The changing seasons remind us that difficult periods eventually pass. Birds gathering in the distance suggest community, freedom or even foreboding. After all, none of us really knows what lies ahead. One moonlit journey may speak of hope and perseverance when the way ahead is unclear, it may feel light footed without worries or burdens. Another may feel crushingly slow like you are moving through treacle.
These elements appear again and again in this collection because they mirror the experiences we all share. We lose our way. We recover. We search for meaning. We continue on walking and hoping, even when it is only in our dreams.

Contemporary Landscape Painting and Emotional Connection
One of the things I love most about creating my landscape paintings is hearing how viewers interpret them. A painting that began as my reflection on uncertainty might well remind someone else of a childhood experience or a dream long forgotten. A scene inspired by my hope for my own perseverance might evoke memories of a loved one or a place they had forgotten. The narrative evolves as each viewer brings their own story to the work and adds it to the painting.
This emotional connection is what makes contemporary figurative landscape art so powerful. The landscape becomes a meeting place where artist and viewer can share an experience without needing to explain it fully.

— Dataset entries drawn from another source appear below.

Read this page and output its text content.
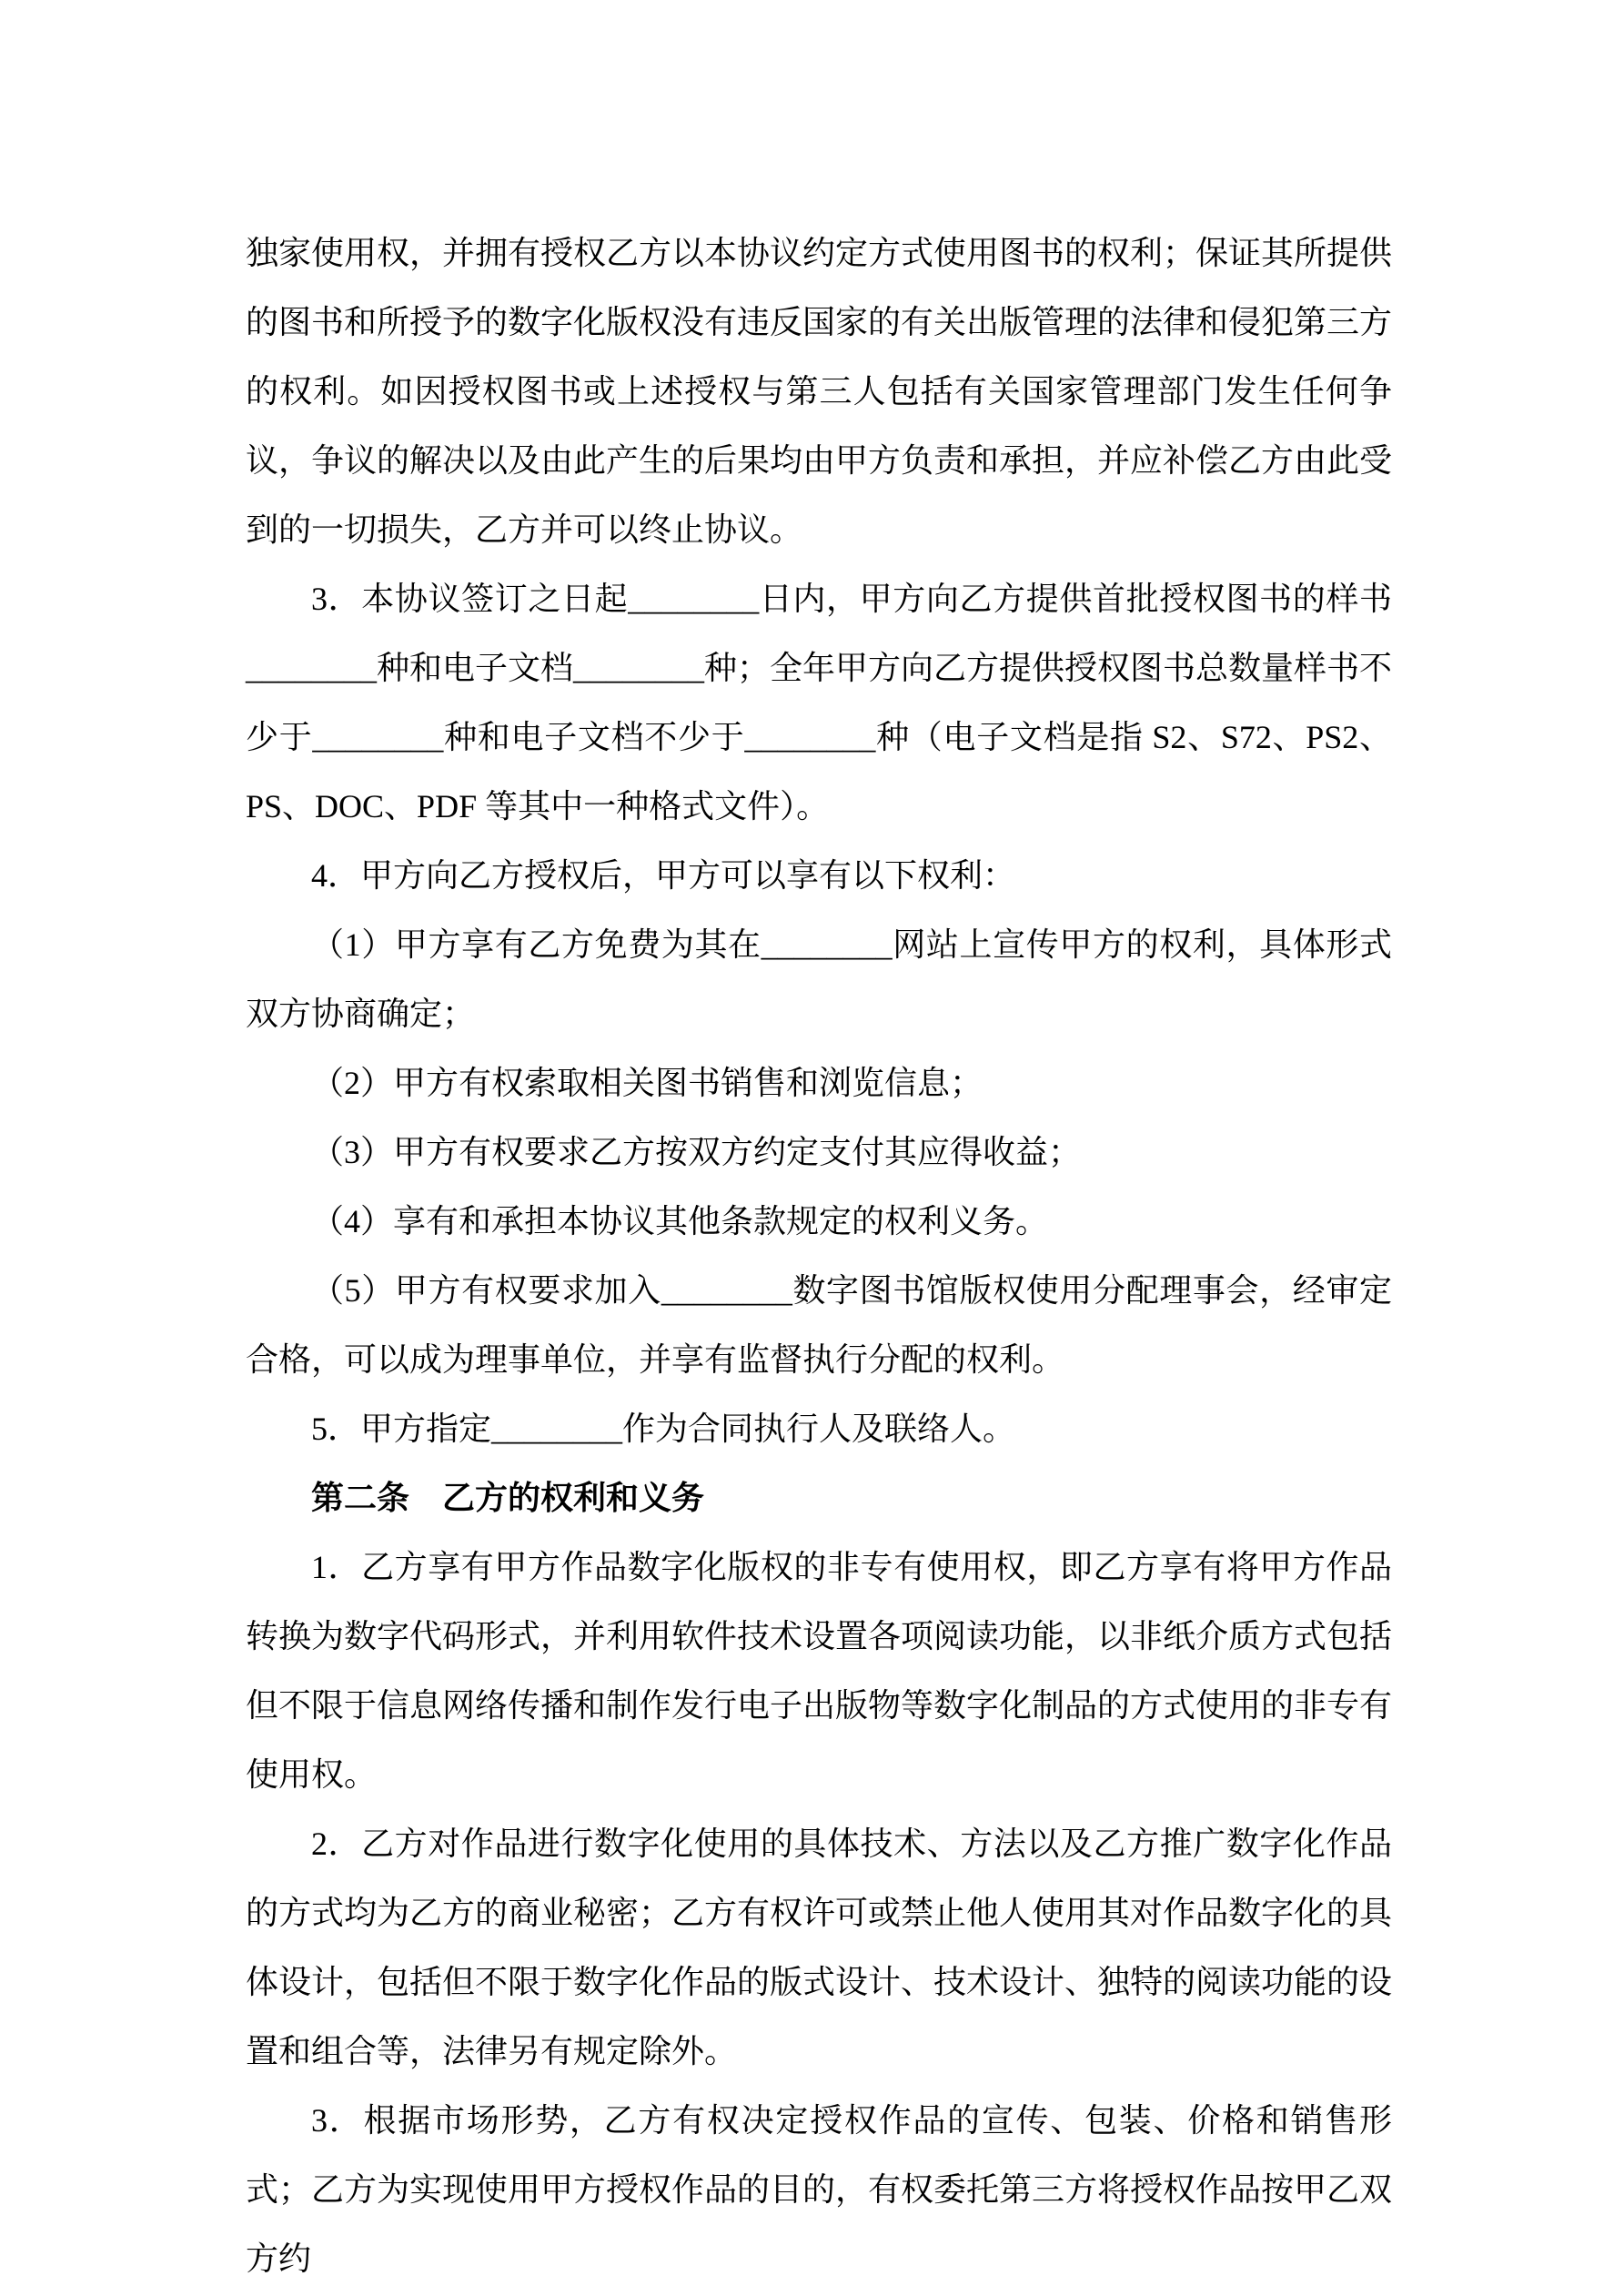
独家使用权，并拥有授权乙方以本协议约定方式使用图书的权利；保证其所提供的图书和所授予的数字化版权没有违反国家的有关出版管理的法律和侵犯第三方的权利。如因授权图书或上述授权与第三人包括有关国家管理部门发生任何争议，争议的解决以及由此产生的后果均由甲方负责和承担，并应补偿乙方由此受到的一切损失，乙方并可以终止协议。

3．本协议签订之日起________日内，甲方向乙方提供首批授权图书的样书________种和电子文档________种；全年甲方向乙方提供授权图书总数量样书不少于________种和电子文档不少于________种（电子文档是指 S2、S72、PS2、PS、DOC、PDF 等其中一种格式文件）。

4．甲方向乙方授权后，甲方可以享有以下权利：

（1）甲方享有乙方免费为其在________网站上宣传甲方的权利，具体形式双方协商确定；

（2）甲方有权索取相关图书销售和浏览信息；

（3）甲方有权要求乙方按双方约定支付其应得收益；

（4）享有和承担本协议其他条款规定的权利义务。

（5）甲方有权要求加入________数字图书馆版权使用分配理事会，经审定合格，可以成为理事单位，并享有监督执行分配的权利。

5．甲方指定________作为合同执行人及联络人。

第二条　乙方的权利和义务

1．乙方享有甲方作品数字化版权的非专有使用权，即乙方享有将甲方作品转换为数字代码形式，并利用软件技术设置各项阅读功能，以非纸介质方式包括但不限于信息网络传播和制作发行电子出版物等数字化制品的方式使用的非专有使用权。

2．乙方对作品进行数字化使用的具体技术、方法以及乙方推广数字化作品的方式均为乙方的商业秘密；乙方有权许可或禁止他人使用其对作品数字化的具体设计，包括但不限于数字化作品的版式设计、技术设计、独特的阅读功能的设置和组合等，法律另有规定除外。

3．根据市场形势，乙方有权决定授权作品的宣传、包装、价格和销售形式；乙方为实现使用甲方授权作品的目的，有权委托第三方将授权作品按甲乙双方约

Building a Contemporary Acrylic Landscape
My process usually begins with a feeling rather than a place.
I may start with a title, a phrase, a memory or a question. From there I sketch ideas, gather visual references and begin building the composition.
The landscape gradually emerges through layers of acrylic paint. Paths appear. Trees grow. Figures find their place within the scene. I paint quickly but I always have several paintings emerging at the same time.
Throughout the process I am asking myself questions:
Where is this person going? What are they carrying with them? What are they hoping to find?
The answers are never fixed. They remain open, allowing the painting to hold multiple meanings at once.

More Than a Landscape
For me, creating contemporary landscape paintings is an act of storytelling.
The paintings are not simply representations of nature, in fact many of them feel slightly weird like they are dreamscapes but they are reflections on what it means to navigate life with courage, vulnerability and hope. Every path leads somewhere and every horizon offers possibility.
My aim is that you can find a story here that you can relate to too and the stories contained become not only mine but also yours.